Bailey, a professor at Aberdeen University in Scotland, will give a public talk this Tuesday, Ellis Hall Auditorium at 6 p.m., on his studies of Baroque and Renaissance art in former European colonies.

He’s at Queen’s as this year’s Chancellor Dunning Trust Lecture invitee.

“My work has generally taken me to very far, to what people might think of as exotic, places,” he said. “The monuments I study tend to be very difficult to get to and it involves a great deal of ingenuity to get to them.”

Bailey, who speaks five languages, has done research in India, Bolivia, Japan and Peru, to name a few places.

He said although he has generally had good experiences working around the world, he meets opposition in some villages.

He has been mugged three times—in Pakistan, Brazil and Peru.

“Sometimes there is open hostility to me because I’m from another culture,” he said. “There’s considerable resentment to the way white people in their country treat them and the way European or North American industrialists exploit their land. … There are villages where people will throw rocks at me or at the car.”

Bailey said he has also narrowly avoided dangerous circumstances.

“Two years ago, I went to a remote part of Peru and as we were going up to the top of a mountain, a bus driven by a young child and full of people drove past,” he said. “The next day when I was coming back down, the bus had fallen off the mountain and killed everyone on board. Since then, I no longer take buses.”

Bailey will discuss the Andean hybrid Baroque style during his lecture. His research primarily focuses on the merging of two visual cultures to form a third.

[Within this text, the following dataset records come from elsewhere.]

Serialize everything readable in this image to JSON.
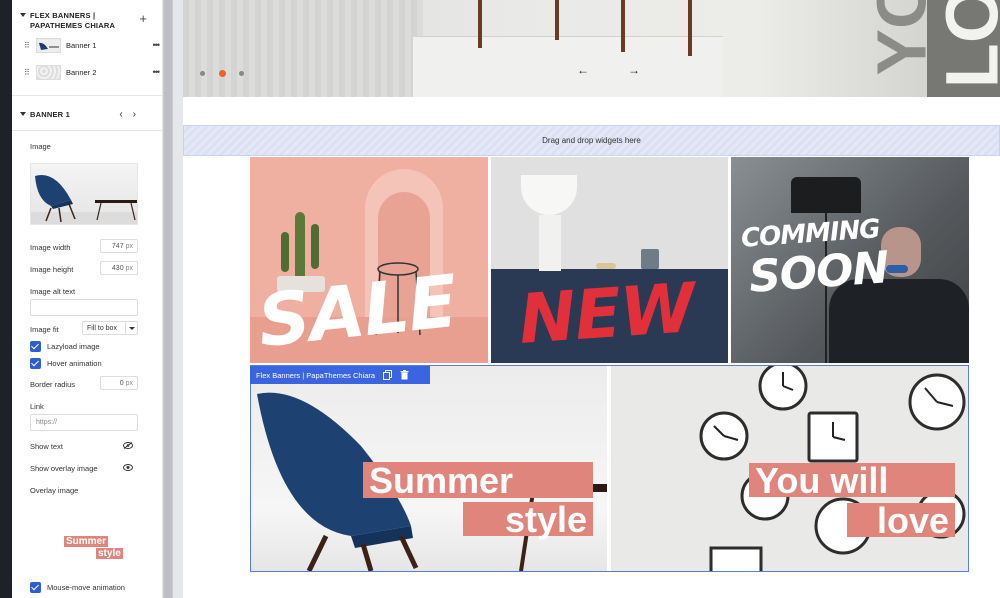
{
  "sidebar": {
    "section_title_line1": "FLEX BANNERS |",
    "section_title_line2": "PAPATHEMES CHIARA",
    "add_icon": "plus-icon",
    "banners": [
      {
        "label": "Banner 1"
      },
      {
        "label": "Banner 2"
      }
    ],
    "banner_section_title": "BANNER 1",
    "image_label": "Image",
    "image_width_label": "Image width",
    "image_width_value": "747",
    "image_height_label": "Image height",
    "image_height_value": "430",
    "unit_px": "px",
    "image_alt_label": "Image alt text",
    "image_alt_value": "",
    "image_fit_label": "Image fit",
    "image_fit_value": "Fill to box",
    "lazyload_label": "Lazyload image",
    "hover_label": "Hover animation",
    "border_radius_label": "Border radius",
    "border_radius_value": "0",
    "link_label": "Link",
    "link_placeholder": "https://",
    "show_text_label": "Show text",
    "show_overlay_label": "Show overlay image",
    "overlay_image_label": "Overlay image",
    "overlay_text_line1": "Summer",
    "overlay_text_line2": "style",
    "mouse_move_label": "Mouse-move animation"
  },
  "canvas": {
    "hero_text": "YO",
    "hero_text2": "LO",
    "slider_prev": "←",
    "slider_next": "→",
    "dropzone_text": "Drag and drop widgets here",
    "tiles": [
      {
        "word": "SALE"
      },
      {
        "word": "NEW"
      },
      {
        "word_line1": "COMMING",
        "word_line2": "SOON"
      }
    ],
    "widget_bar_label": "Flex Banners | PapaThemes Chiara",
    "banner1_line1": "Summer",
    "banner1_line2": "style",
    "banner2_line1": "You will",
    "banner2_line2": "love"
  },
  "colors": {
    "accent": "#3b64e0",
    "salmon": "#e0857b",
    "active_dot": "#e8622c"
  }
}
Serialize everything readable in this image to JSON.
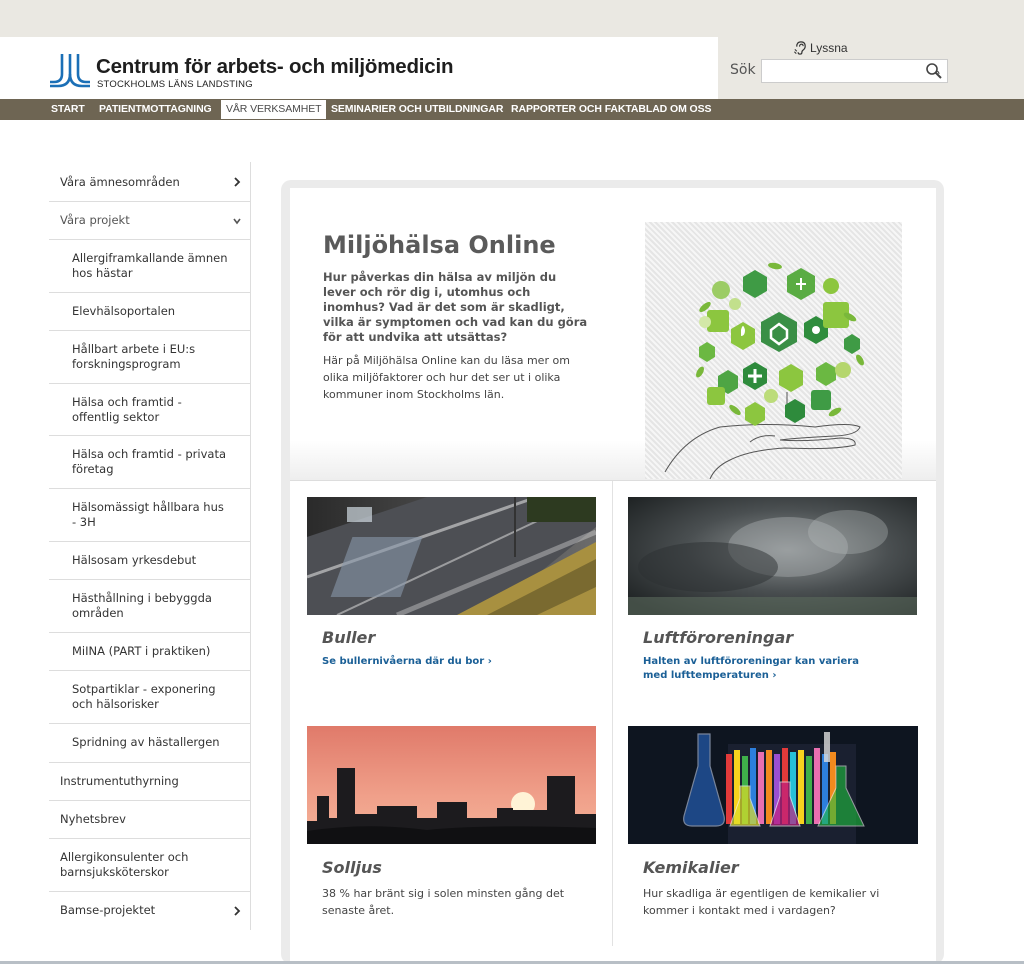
{
  "site": {
    "title": "Centrum för arbets- och miljömedicin",
    "subtitle": "STOCKHOLMS LÄNS LANDSTING"
  },
  "tools": {
    "listen_label": "Lyssna",
    "search_label": "Sök",
    "search_value": ""
  },
  "nav": {
    "items": [
      "START",
      "PATIENTMOTTAGNING",
      "VÅR VERKSAMHET",
      "SEMINARIER OCH UTBILDNINGAR",
      "RAPPORTER OCH FAKTABLAD",
      "OM OSS"
    ],
    "active": "VÅR VERKSAMHET"
  },
  "sidebar": {
    "items": [
      {
        "label": "Våra ämnesområden",
        "chevron": "right"
      },
      {
        "label": "Våra projekt",
        "chevron": "down"
      },
      {
        "label": "Allergiframkallande ämnen hos hästar"
      },
      {
        "label": "Elevhälsoportalen"
      },
      {
        "label": "Hållbart arbete i EU:s forskningsprogram"
      },
      {
        "label": "Hälsa och framtid - offentlig sektor"
      },
      {
        "label": "Hälsa och framtid - privata företag"
      },
      {
        "label": "Hälsomässigt hållbara hus - 3H"
      },
      {
        "label": "Hälsosam yrkesdebut"
      },
      {
        "label": "Hästhållning i bebyggda områden"
      },
      {
        "label": "MiINA (PART i praktiken)"
      },
      {
        "label": "Sotpartiklar - exponering och hälsorisker"
      },
      {
        "label": "Spridning av hästallergen"
      },
      {
        "label": "Instrumentuthyrning"
      },
      {
        "label": "Nyhetsbrev"
      },
      {
        "label": "Allergikonsulenter och barnsjuksköterskor"
      },
      {
        "label": "Bamse-projektet",
        "chevron": "right"
      }
    ]
  },
  "hero": {
    "title": "Miljöhälsa Online",
    "lead": "Hur påverkas din hälsa av miljön du lever och rör dig i, utomhus och inomhus? Vad är det som är skadligt, vilka är symptomen och vad kan du göra för att undvika att utsättas?",
    "body": "Här på Miljöhälsa Online kan du läsa mer om olika miljöfaktorer och hur det ser ut i olika kommuner inom Stockholms län."
  },
  "cards": [
    {
      "title": "Buller",
      "link": "Se bullernivåerna där du bor ›",
      "text": ""
    },
    {
      "title": "Luftföroreningar",
      "link": "Halten av luftföroreningar kan variera med lufttemperaturen ›",
      "text": ""
    },
    {
      "title": "Solljus",
      "link": "",
      "text": "38 % har bränt sig i solen minsten gång det senaste året."
    },
    {
      "title": "Kemikalier",
      "link": "",
      "text": "Hur skadliga är egentligen de kemikalier vi kommer i kontakt med i vardagen?"
    }
  ],
  "colors": {
    "nav_bg": "#6e6553",
    "link": "#1a5f96",
    "logo_blue": "#1b6fb6",
    "top_bg": "#eae8e2"
  }
}
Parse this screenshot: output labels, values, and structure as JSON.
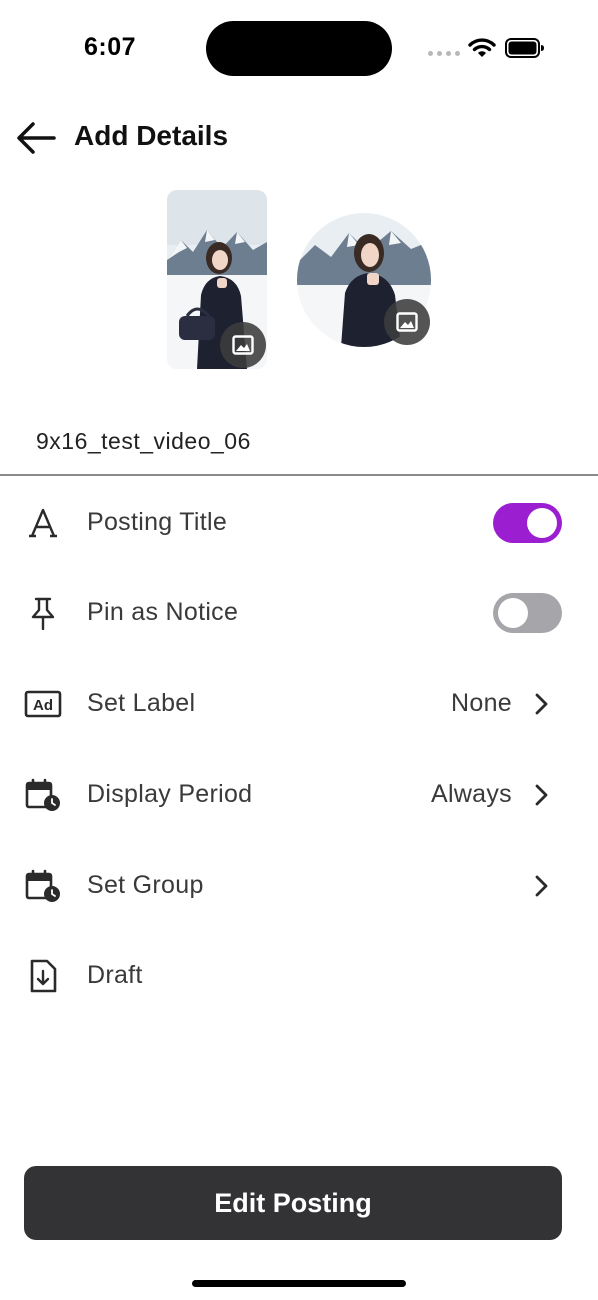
{
  "status_bar": {
    "time": "6:07"
  },
  "header": {
    "title": "Add Details"
  },
  "video": {
    "file_name": "9x16_test_video_06"
  },
  "settings": [
    {
      "id": "posting-title",
      "label": "Posting Title",
      "icon": "text-a-icon",
      "control": "toggle",
      "toggle_on": true
    },
    {
      "id": "pin-as-notice",
      "label": "Pin as Notice",
      "icon": "pin-icon",
      "control": "toggle",
      "toggle_on": false
    },
    {
      "id": "set-label",
      "label": "Set Label",
      "icon": "ad-label-icon",
      "control": "chevron",
      "value": "None"
    },
    {
      "id": "display-period",
      "label": "Display Period",
      "icon": "calendar-clock-icon",
      "control": "chevron",
      "value": "Always"
    },
    {
      "id": "set-group",
      "label": "Set Group",
      "icon": "calendar-clock-icon",
      "control": "chevron",
      "value": ""
    },
    {
      "id": "draft",
      "label": "Draft",
      "icon": "file-download-icon",
      "control": "none"
    }
  ],
  "footer": {
    "button_label": "Edit Posting"
  },
  "colors": {
    "toggle_on": "#9b1fd1",
    "toggle_off": "#a6a6aa",
    "primary_button": "#333336"
  }
}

“I was looking at the churches throughout Peru that combine images from Incan religion with Christianity,” he said. “It … reveals a very profound combination of religions and culture.” Bailey, a former Toronto resident, said he almost accepted an offer from Queen’s School of Music when he was choosing his undergraduate program. He was going to become a cellist.

At the last minute, he chose to go to the University of Toronto for art history and eventually received his PhD from Harvard University.

Last summer, Bailey did field work in Colombia to prepare for a new book he’s writing. Since his first book was published in 1998 he has written about a dozen books. “[My] new book is looking at non-Spanish Europeans working in the Americas,” he said.

Bailey said one of his favourite memories of his time in Colombia is when the bishop in the village where he was working held a celebration and brought out processional silver and ornaments used for Holy Week in the Catholic faith.

“These aren’t things to put in museums,” he said, adding that the ornaments date back to the colonial period in Colombia. “They’re still part of people’s daily lives.”

Queen’s art history professor Stephanie Dickey said she nominated Bailey for the Chancellor Dunning Trust lectureship because his work is applicable to many different departments.

Bailey will be at Queen’s for three days. Aside from his main lecture, he will give informal talks in various art, religious studies, geography and history classes.

Every year, each department has an opportunity to compete for their candidate to be brought in to give a lecture.

The University Senate picks the speaker.

“He’s very ambitious in taking a broad interdisciplinary perspective in his study of visual culture and its relationship to the religion and politics of the time,” Dickey said. “The culture of colonial Peru was experiencing some of the same tensions we have today between people of different cultures and religions trying to live together.”

Gauvin Bailey will give his talk in Ellis Hall auditorium on Tuesday at 6 p.m.